Nezar mengatakan, bersamaan dengan itu, nantinya aturan khusus yang lebih mengikat mengenai adopsi AI juga akan dikaji sehingga tata kelola AI di Indonesia dapat lebih efisien.
Saat ini, kajian tersebut dilakukan untuk menentukan instrumen hukum mana yang paling sesuai untuk mengatur tata kelola adopsi AI baik di masyarakat maupun industri.
"Kita sedang menimbang apakah akan dalam bentuk Peraturan Menteri atau Peraturan Pemerintah, atau bahkan Peraturan Presiden," tutupnya.
Sebelumnya, terkait dengan pengukuran RAM AI di Indonesia, UNESCO melakukan pengukuran RAM AI mulai Mei 2024, dan hasilnya diumumkan pada Oktober 2024.
RAM AI merupakan alat pengukuran kesiapan suatu negara untuk mengadopsi AI secara etis dan bertanggung jawab yang dikembangkan oleh UNESCO. Di tingkat regional Asia Tenggara, Indonesia menjadi negara pertama yang menyelesaikan RAM AI dari UNESCO.

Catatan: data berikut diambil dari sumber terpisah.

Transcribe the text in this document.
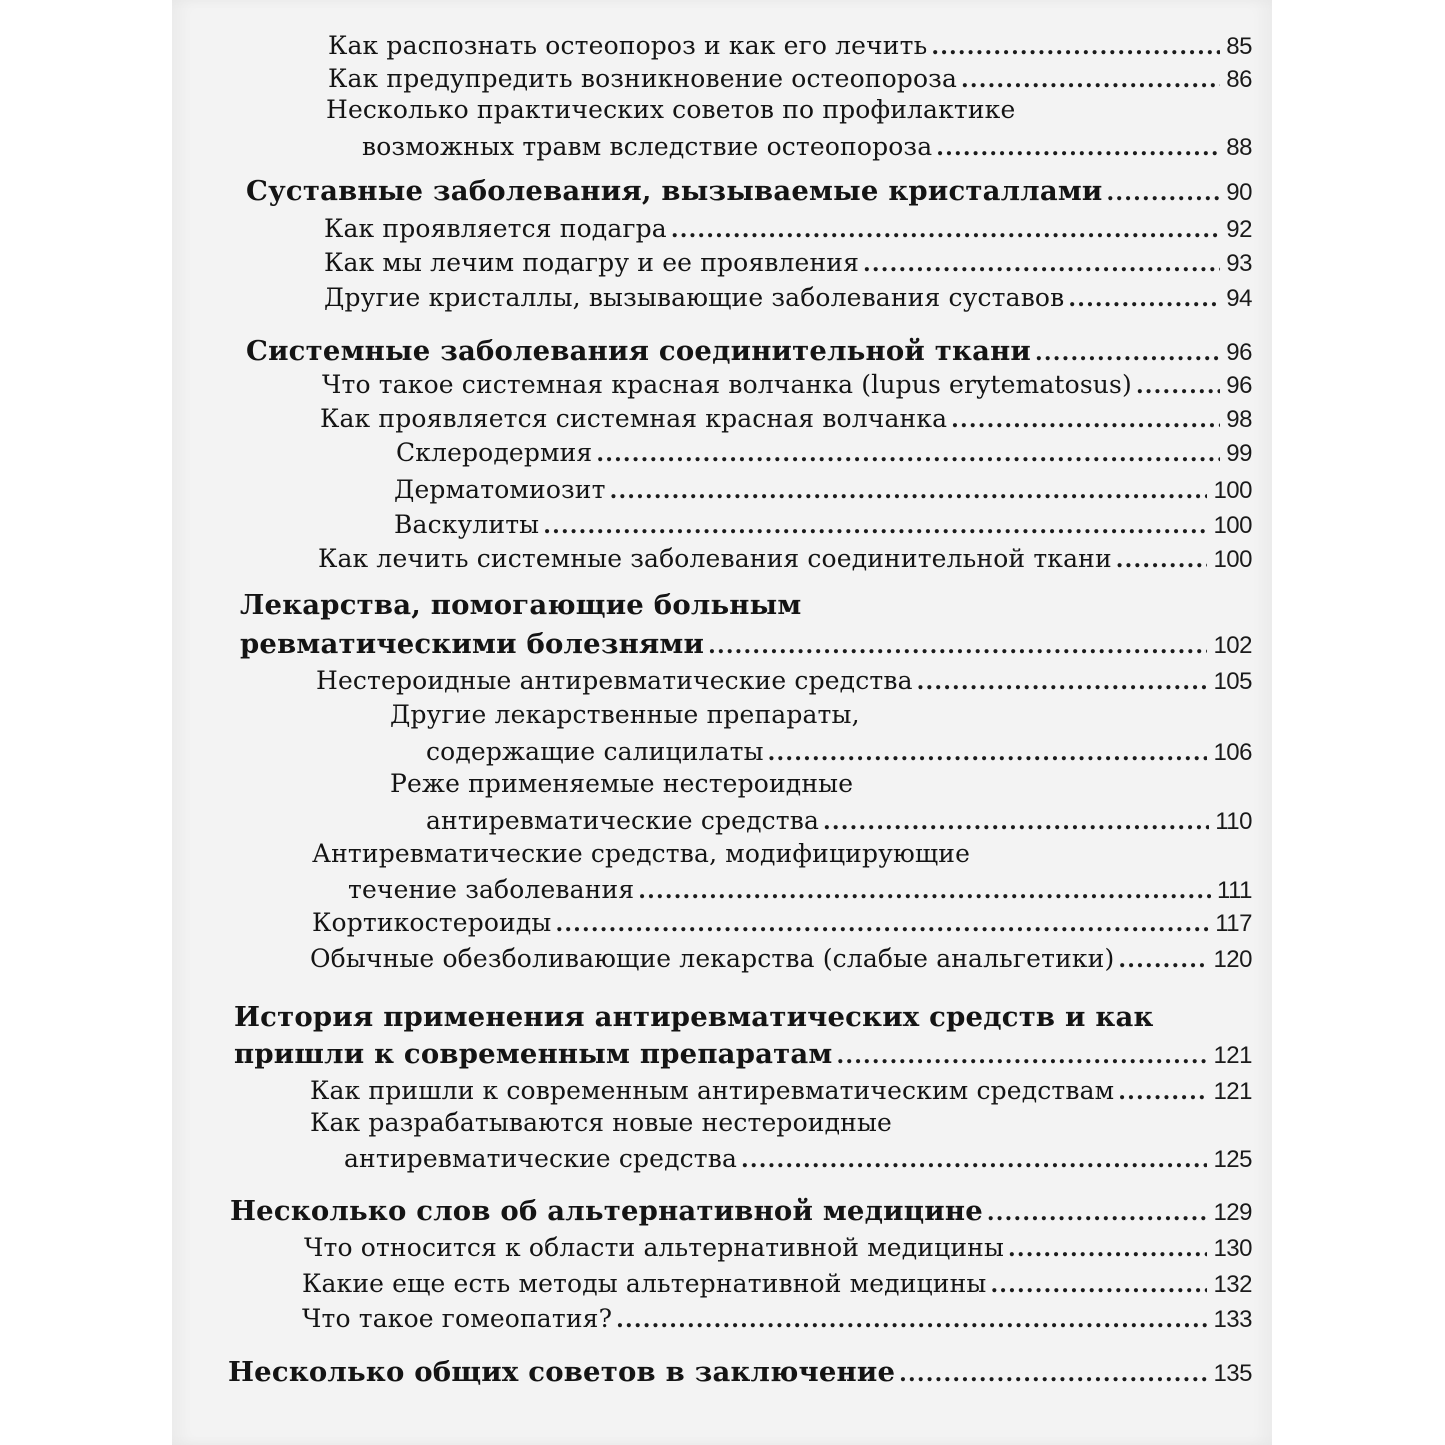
Как распознать остеопороз и как его лечить .....	85
Как предупредить возникновение остеопороза .....	86
Несколько практических советов по профилактике
возможных травм вследствие остеопороза .....	88
Суставные заболевания, вызываемые кристаллами .....	90
Как проявляется подагра .....	92
Как мы лечим подагру и ее проявления .....	93
Другие кристаллы, вызывающие заболевания суставов .....	94
Системные заболевания соединительной ткани .....	96
Что такое системная красная волчанка (lupus erytematosus) .....	96
Как проявляется системная красная волчанка .....	98
Склеродермия .....	99
Дерматомиозит .....	100
Васкулиты .....	100
Как лечить системные заболевания соединительной ткани .....	100
Лекарства, помогающие больным
ревматическими болезнями .....	102
Нестероидные антиревматические средства .....	105
Другие лекарственные препараты,
содержащие салицилаты .....	106
Реже применяемые нестероидные
антиревматические средства .....	110
Антиревматические средства, модифицирующие
течение заболевания .....	111
Кортикостероиды .....	117
Обычные обезболивающие лекарства (слабые анальгетики) .....	120
История применения антиревматических средств и как
пришли к современным препаратам .....	121
Как пришли к современным антиревматическим средствам .....	121
Как разрабатываются новые нестероидные
антиревматические средства .....	125
Несколько слов об альтернативной медицине .....	129
Что относится к области альтернативной медицины .....	130
Какие еще есть методы альтернативной медицины .....	132
Что такое гомеопатия? .....	133
Несколько общих советов в заключение .....	135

Pengukuran tersebut menyoroti beberapa area penting, termasuk dampak sosial dan ekonomi yang diakibatkan oleh teknologi AI di Indonesia.
Di antaranya, kekhawatiran utama terkait pergeseran lapangan kerja, terutama di daerah pedesaan, sementara masyarakat perkotaan lebih menekankan pentingnya adopsi AI yang etis dan bertanggung jawab.

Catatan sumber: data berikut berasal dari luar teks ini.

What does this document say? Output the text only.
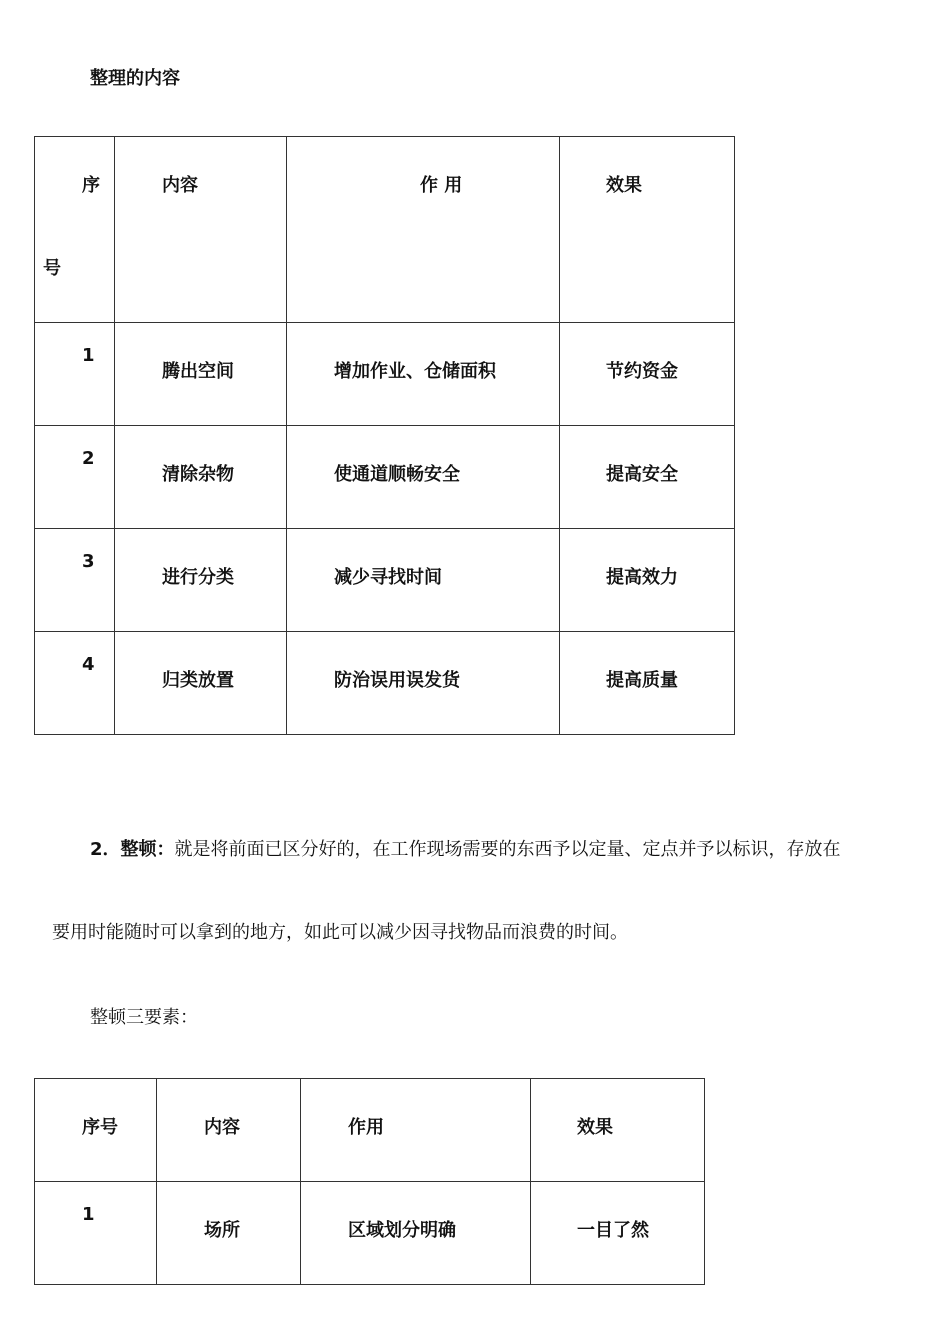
整理的内容
序
号	内容	作 用	效果

1	腾出空间	增加作业、仓储面积	节约资金

2	清除杂物	使通道顺畅安全	提高安全

3	进行分类	减少寻找时间	提高效力

4	归类放置	防治误用误发货	提高质量
2．整顿：就是将前面已区分好的，在工作现场需要的东西予以定量、定点并予以标识，存放在
要用时能随时可以拿到的地方，如此可以减少因寻找物品而浪费的时间。
整顿三要素：
序号	内容	作用	效果

1	场所	区域划分明确	一目了然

Laporan ini juga menyoroti kesenjangan akses informasi yang berpotensi memperkuat bias dan diskriminasi, serta mencatat bahwa penelitian AI di Indonesia masih tertinggal dibandingkan negara-negara tetangga, menghambat perkembangan teknologi di Indonesia.
Selain itu, terdapat rekomendasi untuk pengembangan regulasi guna memastikan tata kelola AI yang beretika sesuai dengan standar global.

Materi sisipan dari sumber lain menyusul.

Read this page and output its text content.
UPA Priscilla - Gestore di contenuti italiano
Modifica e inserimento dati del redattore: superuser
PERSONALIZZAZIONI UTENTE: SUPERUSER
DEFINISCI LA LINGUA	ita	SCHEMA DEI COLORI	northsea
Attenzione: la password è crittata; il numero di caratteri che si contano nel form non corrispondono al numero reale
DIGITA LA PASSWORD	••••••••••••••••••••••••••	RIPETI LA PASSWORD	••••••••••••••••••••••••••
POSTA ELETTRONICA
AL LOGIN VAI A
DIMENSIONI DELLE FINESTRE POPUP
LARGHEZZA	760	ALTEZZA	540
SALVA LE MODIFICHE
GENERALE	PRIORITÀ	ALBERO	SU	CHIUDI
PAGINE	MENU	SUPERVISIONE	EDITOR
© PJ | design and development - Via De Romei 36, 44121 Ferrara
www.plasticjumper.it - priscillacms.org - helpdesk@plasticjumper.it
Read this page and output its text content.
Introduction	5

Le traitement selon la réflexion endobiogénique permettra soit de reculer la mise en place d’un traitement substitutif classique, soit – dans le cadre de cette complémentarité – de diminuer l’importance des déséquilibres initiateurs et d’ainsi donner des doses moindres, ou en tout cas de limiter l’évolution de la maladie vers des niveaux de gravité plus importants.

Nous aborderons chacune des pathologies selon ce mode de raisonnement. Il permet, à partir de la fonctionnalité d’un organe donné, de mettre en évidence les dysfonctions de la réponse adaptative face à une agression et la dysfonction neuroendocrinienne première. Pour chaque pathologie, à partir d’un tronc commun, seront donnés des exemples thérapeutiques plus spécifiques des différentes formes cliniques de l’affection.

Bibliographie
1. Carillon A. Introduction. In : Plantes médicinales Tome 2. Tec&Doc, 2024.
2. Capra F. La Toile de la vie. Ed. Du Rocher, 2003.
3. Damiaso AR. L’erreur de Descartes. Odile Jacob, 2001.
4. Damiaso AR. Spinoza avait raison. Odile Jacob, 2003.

Pembentukan Badan Nasional Kecerdasan Artifisial untuk memperkuat koordinasi lintas sektor juga diperlukan agar Indonesia dapat mengejar ketertinggalan di bidang AI.
Pengembangan kapasitas, terutama terkait kesetaraan akses pendidikan dan infrastruktur AI, dianggap penting untuk meningkatkan efektivitas adopsi AI di Indonesia. Secara khusus, laporan ini juga merekomendasikan agar pemanfaatan AI dapat terjadi secara inklusif dengan melibatkan peneliti dan startup di luar Pulau Jawa. (*)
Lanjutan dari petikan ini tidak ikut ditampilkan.